Le travailleur interviewé souhaite que le programme PAL-Action soit mieux connecté aux autres organismes et à la communauté. Retirer les activistes PAL du Projet PAL afin qu’ils soient plus visibles. Le travailleur a l’intention de rester avec le Projet PAL à long terme et aimerait postuler pour d’autres postes tels que directeur ou animateur dans les ressources d’hébergement.

 

 

Membres

 

 

Logement

 

Un membre a déclaré que, contrairement à son ancien appartement de Saint-Henri, c’est un calme de plat dans son appartement de Sous le toit de PAL. Le fait qu’il ne paie que 256 $ par mois l’aide beaucoup à gérer son épargne. Il dit qu’il est plus indépendant qu’à Saint-Henri puisqu’il fait maintenant ses courses tout seul (sans ses parents) et qu’il a assez d’argent tout au long du mois pour survivre.

 

Son appartement actuel lui procure également une stabilité psychologique : « J’ai un diagnostic de schizophrénie. J’ai été hospitalisé à plusieurs reprises lorsque j’habitais à Saint-Henri. Je finissais toujours à l’hôpital. Maintenant, cela fait presque deux ans que je vis ici et je n’ai même pas été hospitalisé une seule fois. ''

 

 

Activités

 

Projet PAL offre à ses membres plusieurs activités : cafés-rencontres, déjeuners communautaires, sorties à Montréal ou à l’extérieur de la ville, groupe de soutien en santé mentale, etc. Un membre dit que ce qui l’aide à s’intégrer aux autres, c’est ''Les travailleurs sont là à chaque fois, c’est comme des modérateurs, ils gèrent bien les groupes. Aller aux activités de Projet PAL lui permet de lutter contre la dépression et les pensées suicidaires et l’oblige à prendre soin de son hygiène.

 

Ce même membre est d’accord pour dire qu’il est bénéfique que les travailleurs poussent les membres à faire des activités, mais pas excessivement : « Le travailleur qui était responsable de mon dossier chez Sous le toit de PAL m’a fortement poussé à faire du bénévolat et à m’impliquer dans toutes sortes de choses. Les activités du Projet PAL me suffisent.

 

 

Témoignage d’une proche aidante

 

Une proche aidante qui a siégé au conseil d’administration de Projet PAL trouve que les membres du Projet PAL sont plus intéressants que les personnes qui n’ont pas de problèmes de santé mentale : « Quand quelqu’un prend sur soi de les écouter, de leur donner de l’attention, c’est un privilège pour eux parce qu’ils sont dans leur coquille. ''

 

Voici le témoignage de cette proche aidante : « J’étais divorcée.
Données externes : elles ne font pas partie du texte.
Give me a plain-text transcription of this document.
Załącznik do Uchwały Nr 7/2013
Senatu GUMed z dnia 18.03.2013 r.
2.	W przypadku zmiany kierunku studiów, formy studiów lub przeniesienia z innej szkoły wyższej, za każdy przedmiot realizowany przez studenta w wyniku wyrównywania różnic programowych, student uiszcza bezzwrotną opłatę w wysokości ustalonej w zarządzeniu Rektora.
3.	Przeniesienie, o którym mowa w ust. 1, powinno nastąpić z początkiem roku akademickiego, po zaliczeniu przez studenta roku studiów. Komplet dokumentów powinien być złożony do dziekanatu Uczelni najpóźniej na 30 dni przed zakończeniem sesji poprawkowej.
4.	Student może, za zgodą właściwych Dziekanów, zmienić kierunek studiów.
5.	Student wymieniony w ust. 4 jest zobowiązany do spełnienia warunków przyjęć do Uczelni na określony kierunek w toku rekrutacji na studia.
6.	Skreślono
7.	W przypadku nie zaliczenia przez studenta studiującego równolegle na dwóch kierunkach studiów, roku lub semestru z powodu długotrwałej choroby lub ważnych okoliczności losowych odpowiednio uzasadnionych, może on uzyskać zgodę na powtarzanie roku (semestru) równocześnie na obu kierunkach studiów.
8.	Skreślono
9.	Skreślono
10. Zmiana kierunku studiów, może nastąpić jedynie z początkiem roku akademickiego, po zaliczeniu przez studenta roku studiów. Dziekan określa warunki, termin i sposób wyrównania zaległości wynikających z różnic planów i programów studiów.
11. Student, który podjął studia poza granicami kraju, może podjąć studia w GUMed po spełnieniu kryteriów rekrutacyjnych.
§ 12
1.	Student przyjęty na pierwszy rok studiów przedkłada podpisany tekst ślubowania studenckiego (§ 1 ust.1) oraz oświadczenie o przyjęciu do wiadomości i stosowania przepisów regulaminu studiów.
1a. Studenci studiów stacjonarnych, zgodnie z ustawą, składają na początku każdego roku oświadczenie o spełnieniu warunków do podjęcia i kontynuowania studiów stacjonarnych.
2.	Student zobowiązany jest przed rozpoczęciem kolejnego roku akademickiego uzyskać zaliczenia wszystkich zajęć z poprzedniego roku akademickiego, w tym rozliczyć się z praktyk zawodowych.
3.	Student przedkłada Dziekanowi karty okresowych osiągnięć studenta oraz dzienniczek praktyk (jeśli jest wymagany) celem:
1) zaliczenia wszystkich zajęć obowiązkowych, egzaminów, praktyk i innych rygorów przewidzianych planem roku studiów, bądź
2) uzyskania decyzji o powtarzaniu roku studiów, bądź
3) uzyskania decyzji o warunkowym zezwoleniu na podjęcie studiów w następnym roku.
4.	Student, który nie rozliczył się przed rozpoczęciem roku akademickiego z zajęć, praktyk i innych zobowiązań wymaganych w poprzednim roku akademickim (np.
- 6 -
Ma femme avait la maladie d’Alzheimer. Elle s’était remariée mais son mari est mort. Nous nous sommes rendu compte qu’elle oubliait des choses. Les enfants, c’était à eux de s’occuper de leur mère, je suis divorcée. Mais quand j’ai vu que les choses se détérioraient, je l’ai convaincue de venir au Projet PAL. On lui a confié des tâches telles que faire la vaisselle. Elle a anticipé toute la semaine le jour où il y aurait des repas, parce qu’elle faisait la vaisselle. Elle est restée au Projet PAL pendant trois ans. Nous avons fait des sorties comme aller à la cabane à sucre ou cueillir des pommes. Quand elle est décédée, j’ai fait un arrangement avec Projet PAL, on a dit aux gens de ne pas donner de fleurs, mais de faire un don à Projet PAL. Tu lui as donné du plaisir, tu lui as donné du bonheur. Vous lui avez donné une raison de vivre. Il n’y a pas de prix pour cela. ''

 

 

Conclusion

 

Dans les années 1970, lors de la désinstitutionnalisation, il n’y avait pas de services à Verdun pour les personnes ayant des problèmes de santé mentale. C’est donc pour s’attaquer à cette problématique que le Projet PAL a été créé. En effet, la mission actuelle du Projet PAL consiste à répondre aux besoins des personnes ayant des problèmes de santé mentale dans le sud-ouest de Montréal.

 

Cet article soulignait que l’organisation a un impact très positif sur ses membres et la communauté. Le Projet PAL a connu plusieurs succès tels que la création de Sous le toit de PAL, la mise en place de l’approche AOS et de PAL-Action. L’organisation est également confrontée à des défis tels que le manque de financement, l’inflation ou la recherche de nouveaux employés.

 

Les travailleurs ont des antécédents divers et ont à cœur le bien-être des membres. Ils apprécient les ressources en matière de logement et les activités d’accueil. Ces services améliorent véritablement leur qualité de vie.